Currently, there are not enough manufacturers of bicarbonate, and orders have been on hold for years. The limited remaining supplies are (rightfully) being saved for more complex procedures like heart surgery - but that results in a much more painful experience for everyone else.
In an open-market healthcare system, why are there only 1-2 producers of generics like bicarbonate? This is baking soda, people. It’s not rocket science.

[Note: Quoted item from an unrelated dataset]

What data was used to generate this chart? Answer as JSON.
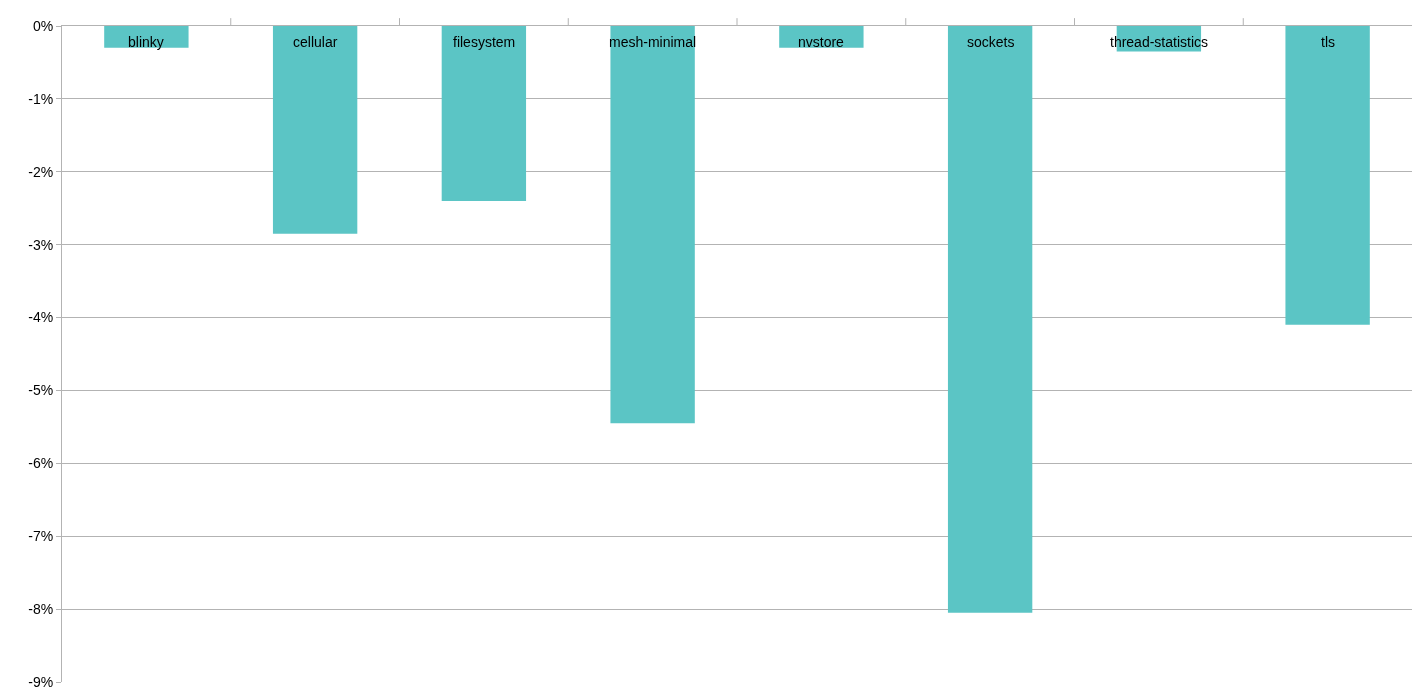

Part of the problem is that the FDA process to bring a new generic to market is 3-4 years. “Even if it’s an existing molecule that we’ve been using it for a long time, you still can’t start making it right away,” said Dr. Evans. “If someone stops manufacturing the drug, you get a monopoly, and then the price skyrockets.” The result is a cycle of rises and falls in drug pricing; when there are lots of manufacturers, the price drops, which causes them to stop producing them. Then someone gets a monopoly and the price skyrockets, which prompts others to eventually get approved to manufacture the drug, which starts the cycle over.
Some FDA reform is part of the solution, sure, but if this were an easy problem to solve, it would have been solved already.
Dr. Evans says that the FDA definitely needs to accelerate approval of old, generic drugs - while of course doing that within their safety mandate.
Another part of the solution is informing doctors, PAs, NPs, and all other medical providers that this is a big issue for patients so that they can use techniques to help patients when they leave the office.
For example, Dr. Evans has little stickers he puts on the prescriptions he writes, saying that if they get to the pharmacy and find that it’s really expensive, not to buy it. Instead, they should call and tell him so that he can investigate and try to find them a more cost-effective medication.
Part of the problem, too, is a shortcoming of electronic medical records. When you show up at the pharmacy, they immediately know how much you owe; why can’t the doctor access that same information? Why doesn’t a red notice pop up on the screen telling the prescriber that the medication is going to cost the patient an exorbitant amount of money? The truth is, Dr. Evans notes, that it’s sometimes in the best interest of the pharmaceutical companies, PBMs, and pharmacies for the doctors NOT to know.
This leads us back to that lack of transparency. So much in drug pricing happens behind a curtain. The public and politicians don’t know who is making money in which direction and who has incentives to do what. The end result is that the patient does not get the best medication at the best price. More transparency in the whole process would open the books to show if someone isn’t doing what’s best for the patient, and allow for improvements to be made.
We need to find a way to ensure the patient is at the center of the healthcare system.
One solution suggested by Dr. Evans is to price compare different medications online sources like goodrx.com. Since different pharmacies charge different prices for different drugs, it’s important to shop around to know you’re getting the best price. At the very least, call your doctor and ask if there’s something else you can take when you’re quoted a high price at the pharmacy. Many patients make the mistake of thinking that their only options are the buy medication they can’t afford or not treat the illnesses for which they were prescribed, but talking to your doctor about the problem may turn up a third option - paying for a cheaper prescription.
Ultimately, it’s up to both patients and prescribers to get involved in advocacy and force change. Prescribers can force the system to prioritize high-quality AND high-value care by talking to legislators and empowering patients to speak up.
In the end, patients not being able to afford their medications hurts everybody - and it’s time we spoke up to do something about it.